THE GATHERING – Souvenirs
 
Label: Psychonaut
Release: March 17 2003
By: Dajana
Rating: 8.5/10
Time: 59:20
Style: Rock
URL: The Gathering
 

Just to start this review with nagging: on this promo CD two songs were held back, Jelena and A Life All Mine, and especially latter one would have been highly interesting because ex-Arcturus singer Trickster G gave a tryst. Too bad... *sighs*. So I have to run out again and buy this original CD (whilst my wallet will kill me) but then Souvenirs is worth every cent you invest.
THE GATHERING play kind of free of any restrictions. No musical limitations. The liberty of an own label. Fans, who hoped that THE GATHERING would go back to more metallic roots as If_Then_Else has promised, will be surely disappointed. What the band already has suggested with their work on How To Measure A Planet they have worked out and sophisticated almost to perfection which allows a lots of space for all kind of future developments and tendencies.

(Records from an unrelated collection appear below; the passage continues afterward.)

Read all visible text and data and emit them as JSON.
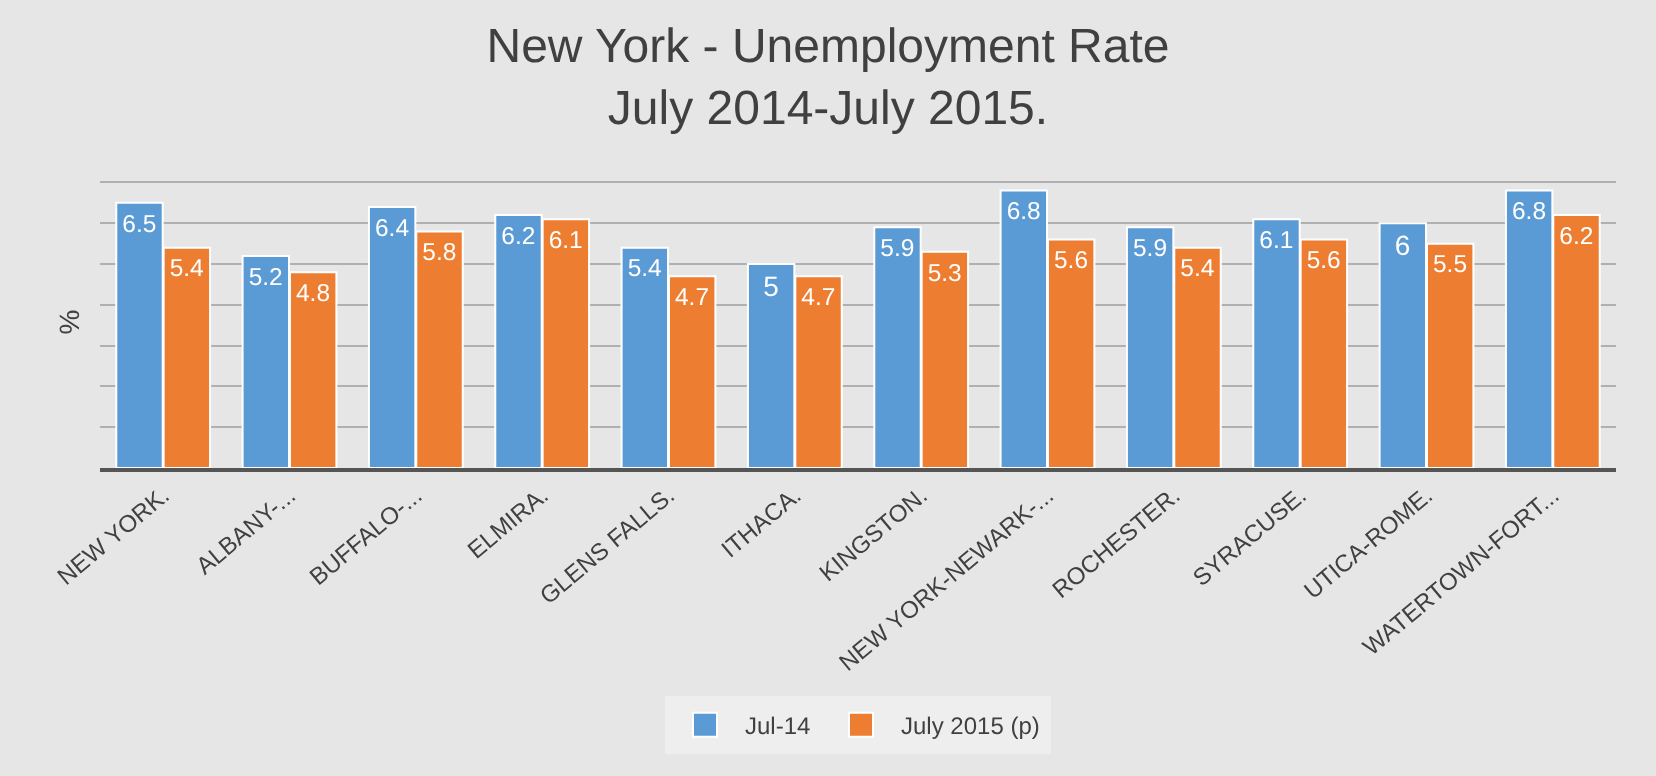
{
  "chart_data": {
    "type": "bar",
    "title": "New York - Unemployment Rate\nJuly 2014-July 2015.",
    "ylabel": "%",
    "categories": [
      "NEW YORK.",
      "ALBANY-...",
      "BUFFALO-...",
      "ELMIRA.",
      "GLENS FALLS.",
      "ITHACA.",
      "KINGSTON.",
      "NEW YORK-NEWARK-...",
      "ROCHESTER.",
      "SYRACUSE.",
      "UTICA-ROME.",
      "WATERTOWN-FORT..."
    ],
    "series": [
      {
        "name": "Jul-14",
        "color": "#5b9bd5",
        "values": [
          6.5,
          5.2,
          6.4,
          6.2,
          5.4,
          5,
          5.9,
          6.8,
          5.9,
          6.1,
          6,
          6.8
        ]
      },
      {
        "name": "July 2015 (p)",
        "color": "#ed7d31",
        "values": [
          5.4,
          4.8,
          5.8,
          6.1,
          4.7,
          4.7,
          5.3,
          5.6,
          5.4,
          5.6,
          5.5,
          6.2
        ]
      }
    ],
    "grid": "y",
    "legend": "bottom",
    "tick_labels": "x",
    "data_labels": true
  }
}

Souvenirs has liberated itself completely from the metal scene and turned into Trip Rock. Which is, by the way, a pretty simplistic categorization (like the word “Crossover” when it came up) for everything that turns from heavier regions to „softer“ ones without getting commercial.
Anyway this album is very quiet, contemplative. A somber atmosphere and spacy soundscapes build the matrix. Partly really powerful bass lines like in Even The Spirits Are Afraid or We Just Stopped Breathing, sometimes also heavy guitars (Monsters for example or Broken Glass) can be found as well as jazzy elements, piano tunes (These Good People), string samples and sundry crazy loops. Or just calm and atmospheric songs like You Learn About It or the title track Souvenirs. References to Portishead are still there but their influences and stylistic means in general are not that cumbersome anymore.
All lyrics (except Monsters and We Just Stopped Breathing by Zlaya Hadzich) were written by Anneke van Giersbergen. Her singing skills didn’t change at all, fine as we are used to. Maybe a bit pallid at some points. Most of the time her voice ranges in normal fields, not too high, so she doesn’t run the risk of her voice to deteriorate.
Well, THE GATHERING are not the first and the only ones who move away from the Metal or Gothic scene in this direction, but I have to confess I like this kind of music more and more. Souvenirs is a wonderful album with loads of moments and facets.